An Enhanced Neighbor is Better than any Tree

The aim of this project is still the same, only a classification algorithm will be different. No more trees anymore. They will be replaced by nearest neighbors, but the method is the same as previously. K-nearest neighbors (k-NN) is a simple classification algorithm, which assign a class to an item according to a majority class of its nearest neighbors.

knn35


The result depends upon the number of neighbors and therefore k is a parameter, which can be optimized. The MATLAB function fitcknn returns a k-nearest neighbor classification model based on the predictors (input variables) and response (output). A default k-nearest neighbor classifier uses a single nearest neighbor only, so the object is simply assigned to the class of that single nearest neighbor. Again, we can use an additional argument 'OptimizeHyperparameters' with value 'auto' (optimize Distance and NumNeighbors) or 'all' (optimize all eligible parameters). To determine the distance between items in space various metrics can be used. The most common and default distance metric is Euclidean, but there are plenty of other distance metrics such as Chebychev, Minkowski or City block distance. You can choose a distance as you wish or let the training algorithm to learn the optimal parameters from the data. Another useful hyperparameter is DistanceWeight. If its value is inverse, then the nearer neighbors contribute more than distant ones.
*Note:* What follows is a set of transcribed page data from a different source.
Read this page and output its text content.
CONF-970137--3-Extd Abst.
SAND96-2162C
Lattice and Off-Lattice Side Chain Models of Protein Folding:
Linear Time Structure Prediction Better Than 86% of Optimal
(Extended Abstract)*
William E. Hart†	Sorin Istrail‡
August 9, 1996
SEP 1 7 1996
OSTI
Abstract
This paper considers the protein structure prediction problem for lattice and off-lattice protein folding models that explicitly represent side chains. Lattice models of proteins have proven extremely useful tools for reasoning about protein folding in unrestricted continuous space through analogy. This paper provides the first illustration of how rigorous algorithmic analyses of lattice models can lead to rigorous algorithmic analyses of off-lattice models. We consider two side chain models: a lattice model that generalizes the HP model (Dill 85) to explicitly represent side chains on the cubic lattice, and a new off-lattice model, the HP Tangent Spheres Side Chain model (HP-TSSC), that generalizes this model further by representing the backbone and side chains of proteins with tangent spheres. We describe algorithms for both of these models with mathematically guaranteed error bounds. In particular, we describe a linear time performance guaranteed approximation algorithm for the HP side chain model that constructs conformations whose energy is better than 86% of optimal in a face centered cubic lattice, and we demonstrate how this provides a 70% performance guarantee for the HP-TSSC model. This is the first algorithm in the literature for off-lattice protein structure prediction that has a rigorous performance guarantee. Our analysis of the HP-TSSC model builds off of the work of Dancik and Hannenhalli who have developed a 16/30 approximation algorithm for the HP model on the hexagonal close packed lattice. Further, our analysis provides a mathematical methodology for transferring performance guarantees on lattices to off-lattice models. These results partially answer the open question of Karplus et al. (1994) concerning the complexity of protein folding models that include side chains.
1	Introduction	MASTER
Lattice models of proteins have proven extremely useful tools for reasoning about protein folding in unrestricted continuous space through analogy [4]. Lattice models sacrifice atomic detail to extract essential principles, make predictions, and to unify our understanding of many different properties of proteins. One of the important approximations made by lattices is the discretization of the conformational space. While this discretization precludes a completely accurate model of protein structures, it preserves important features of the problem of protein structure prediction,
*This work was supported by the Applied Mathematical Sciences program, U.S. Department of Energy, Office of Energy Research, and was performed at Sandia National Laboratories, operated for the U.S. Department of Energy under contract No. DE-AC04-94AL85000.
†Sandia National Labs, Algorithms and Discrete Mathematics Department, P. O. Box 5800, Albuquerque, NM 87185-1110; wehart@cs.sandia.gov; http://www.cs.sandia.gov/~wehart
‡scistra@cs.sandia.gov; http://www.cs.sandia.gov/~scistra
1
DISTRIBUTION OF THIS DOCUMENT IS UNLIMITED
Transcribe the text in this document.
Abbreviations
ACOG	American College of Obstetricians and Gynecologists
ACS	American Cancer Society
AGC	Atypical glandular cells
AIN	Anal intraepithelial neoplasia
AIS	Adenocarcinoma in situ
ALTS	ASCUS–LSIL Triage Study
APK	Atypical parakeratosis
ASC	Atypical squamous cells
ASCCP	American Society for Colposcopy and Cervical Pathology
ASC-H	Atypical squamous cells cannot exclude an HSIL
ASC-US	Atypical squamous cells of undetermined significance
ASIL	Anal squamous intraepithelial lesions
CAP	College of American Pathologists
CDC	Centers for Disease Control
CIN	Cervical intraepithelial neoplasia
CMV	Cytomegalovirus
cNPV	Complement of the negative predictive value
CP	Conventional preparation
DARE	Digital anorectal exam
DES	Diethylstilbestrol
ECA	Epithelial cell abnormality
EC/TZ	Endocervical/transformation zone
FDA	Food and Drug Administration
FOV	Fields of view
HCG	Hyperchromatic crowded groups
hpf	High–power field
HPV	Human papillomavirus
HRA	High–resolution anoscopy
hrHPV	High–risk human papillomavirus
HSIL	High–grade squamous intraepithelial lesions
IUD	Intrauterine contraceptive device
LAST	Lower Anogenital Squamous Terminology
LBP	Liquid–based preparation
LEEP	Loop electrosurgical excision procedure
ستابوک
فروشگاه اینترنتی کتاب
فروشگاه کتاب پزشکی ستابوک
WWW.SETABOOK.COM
Time can obtain different meanings. Time is a physical quantity, time is money, time is the fourth dimension (or eleventh), time is relative, but what time is not? A substance that I’ve got plenty. Despite of this I had been waiting (im)patiently for nearly 20 hours to get this lovely chart.

Knn_50_0.1


No, it’s not necessary to wait that long, I just wanted to compare statistically relevant data. This nice chart shows us how proper optimization should look like (trees can take an example). The table below compares reliability of classification when percentage of training data is 70 % and 80 %, where reliability is again an average from 50 values:

Mode Time per one classifier Reliability at 70 % Reliability at 80 %
without optimization 0.015 s 73.4 % 74.4 %
'auto' optimization 58.56 s 94.9 % 95.1 %
'all' optimization 94.34 s 96.3 % 95.7 %

Data are always randomly splitted into training and testing, therefore outputs differ and sometimes we get 100 % reliability. The next table includes how many times out of 50 trials we achieved 100 % reliability of classification and also the worst result.

Number of 100 % from 50 trials The worst reliability
Mode at 70 % at 80 % at 70 % at 80 %
without optimization 0 0 58.5 % 63.9 %
'auto' optimization 3 11 81.1 % 86.1 %
'all' optimization 6 11 92.5 % 83.3 %

The last table compares the reliability of classification achieved by classification tree and k-nearest neighbors (when percentage of training data is 70 %).

Mode Clasification tree k-nearest neighbors
without optimization 91.2 % 73.4 %
'auto' optimization 89.2 % 94.9 %
'all' optimization 90.9 % 96.3 %

This time optimization matters. Classification using k-NN without optimization fails, but with optimization far exceeds the trees. (True for this dataset, I do not dare to generalize).